'Witch-hunt’ riot rocks Cameroon town

 Residents have gone on the rampage in a so-called 'witch-hunt' in the Cameroonian town of Buéa. They destroyed homes and burnt cars in the city's southern neighbourhood of Tolé, accusing the district's people of being witches and members of a 'cult' that they say is behind several recent deaths. 


Residents in the city of Buéa, Cameroon, burn cult objects. Amateur photo taken by Mathias Mouendé Ngamo.


Residents have gone on the rampage in a so-called 'witch-hunt' in the south western Cameroonian town of Buéa. The rioters destroyed homes and burnt cars in the city's neighbourhood of Tolé, accusing the district's residents of being witches and members of a 'cult' that they say is behind several recent deaths.

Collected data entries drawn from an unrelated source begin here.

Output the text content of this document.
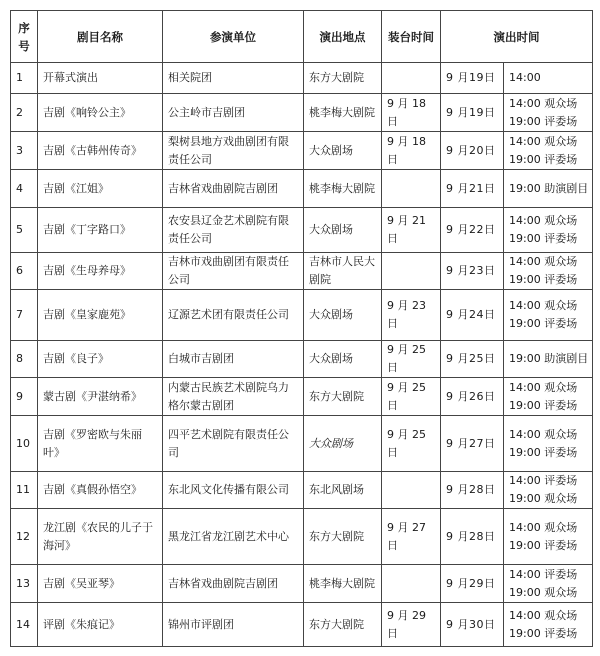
序号	剧目名称	参演单位	演出地点	装台时间	演出时间	
1	开幕式演出	相关院团	东方大剧院		9 月19日	14:00

2	吉剧《响铃公主》	公主岭市吉剧团	桃李梅大剧院	9 月 18 日	9 月19日	14:00 观众场
19:00 评委场

3	吉剧《古韩州传奇》	梨树县地方戏曲剧团有限责任公司	大众剧场	9 月 18 日	9 月20日	14:00 观众场
19:00 评委场

4	吉剧《江姐》	吉林省戏曲剧院吉剧团	桃李梅大剧院		9 月21日	19:00 助演剧目

5	吉剧《丁字路口》	农安县辽金艺术剧院有限责任公司	大众剧场	9 月 21 日	9 月22日	14:00 观众场
19:00 评委场

6	吉剧《生母养母》	吉林市戏曲剧团有限责任公司	吉林市人民大剧院		9 月23日	14:00 观众场
19:00 评委场

7	吉剧《皇家鹿苑》	辽源艺术团有限责任公司	大众剧场	9 月 23 日	9 月24日	14:00 观众场
19:00 评委场

8	吉剧《良子》	白城市吉剧团	大众剧场	9 月 25 日	9 月25日	19:00 助演剧目

9	蒙古剧《尹湛纳希》	内蒙古民族艺术剧院乌力格尔蒙古剧团	东方大剧院	9 月 25 日	9 月26日	14:00 观众场
19:00 评委场

10	吉剧《罗密欧与朱丽叶》	四平艺术剧院有限责任公司	大众剧场	9 月 25 日	9 月27日	14:00 观众场
19:00 评委场

11	吉剧《真假孙悟空》	东北风文化传播有限公司	东北风剧场		9 月28日	14:00 评委场
19:00 观众场

12	龙江剧《农民的儿子于海河》	黑龙江省龙江剧艺术中心	东方大剧院	9 月 27 日	9 月28日	14:00 观众场
19:00 评委场

13	吉剧《吴亚琴》	吉林省戏曲剧院吉剧团	桃李梅大剧院		9 月29日	14:00 评委场
19:00 观众场

14	评剧《朱痕记》	锦州市评剧团	东方大剧院	9 月 29 日	9 月30日	14:00 观众场
19:00 评委场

Fewer than 50,000 people live in Buéa, which is located around 80 kilometres from the country's second largest city of Douala. The violence began on the night of January 3 and lasted for roughly one week, when residents set fire to several shops and homes in Tolé.


Belief in sorcery and witchcraft is strong in several regions of sub-Saharan Africa, where human misfortunes such as death, poverty and disease can be wrongly blamed on witchcraft. According to human rights organisations, those beliefs can lead to widespread human rights violations including torture and killings.

“The residents’ fury is based on unverified rumours”

Mathias Mouendé Ngamo is a blogger from Douala and a reporter for 'Le Jour', a daily newspaper. He arrived at the scene a day after the violence began.


16 homes and 10 shops were destroyed. There were also the shells of burnt-out cars on the streets. By talking to the residents, I collected a few amateur photos of the night of violence. We could see that there were around 100 people burning things under the eyes of police officers and the sub-prefect, who were completely overwhelmed by what was happening.


People told me that, among the objects recovered from the homes, there was tree bark, sanitary napkins wrapped in plastic, a mirror ‘with bizarre symbols’ and other cult objects that they say are proof of witchcraft.


The rioters accuse some Tolé residents of poisoning a teenage girl with a potion on the night of New Year’s Day [editor’s note: medical sources say the 16-year old girl died after drinking a chemical product for abortion]. The day before her death, someone on the streets of Buéa said that residents in the Tolé neighbourhood were part of a cult that made human sacrifices. That was all it took for people to attack alleged cult members. But thanks to the intervention by the security forces, no one was killed or injured.


The residents’ fury was based on unverified rumours. We know absolutely nothing about this alleged cult. Besides, among the people whose homes were burnt was a rich Nigerian who made his fortune in the banana trade. It’s therefore possible that simple jealousy could be at the heart of the violence.


When contacted by FRANCE 24, Buéa’s sub-prefect, Paul Ouakam, said he regretted that “unfounded rumours" had "caused the displacement of a dozen families who can’t return to their homes”. He said that those families have launched legal proceedings, and that a judicial inquiry has been opened. He added that the town was relatively calm but “in some neighbourhoods, youths with nothing to do tried to attack other homes in the neighbourhood on Thursday.”


Meanwhile, the mayor of Buéa, Patrick Ekema, explained that an extra police station has been opened at a village near Tolé. He has called on people to stay calm and hopes to organise a crisis meeting.


Last November, another rumour over the death of a female student in a hotel unleashed a wave of anger among residents of Buéa. On social media, some users said she had been swallowed by a man she met at a hotel. They then said that the man had turned into a python. Residents then tried to attack the building in order to lynch the 'sorcerer'. Hotel managers eventually had to let local journalists visit every room in the hotel to convince people that there was not a grain of truth in the rumours.


On November 9, several hundred people gathered in front of a hotel in Buéa. They believed that a 'man-python' sorcerer was inside.Photo @mambenandje.

“The problem is that Cameroonian sites pass on rumours about witchcraft”

According to several local bloggers, many Cameroonians believe in the existence of a type of witchcraft called 'Mboma', which allegedly involves eating humans to gain physical strength. Sorcerers or witches are said to transform into animals, often a serpent, at the moment of sacrifice.


Matthias Mouendé blames certain internet sites for spreading these rumours:


People there made a link between these two ‘events’. Some even showed photos where a woman is seen being swallowed by a serpent, taking it as proof that this was what happened in November. The problem is that these photos and information were being passed around Cameroonian web sites, in French and in English, as if they were real. This reinforced disinformation. However, a simple Google search would have revealed that the photos had nothing to do with Buéa.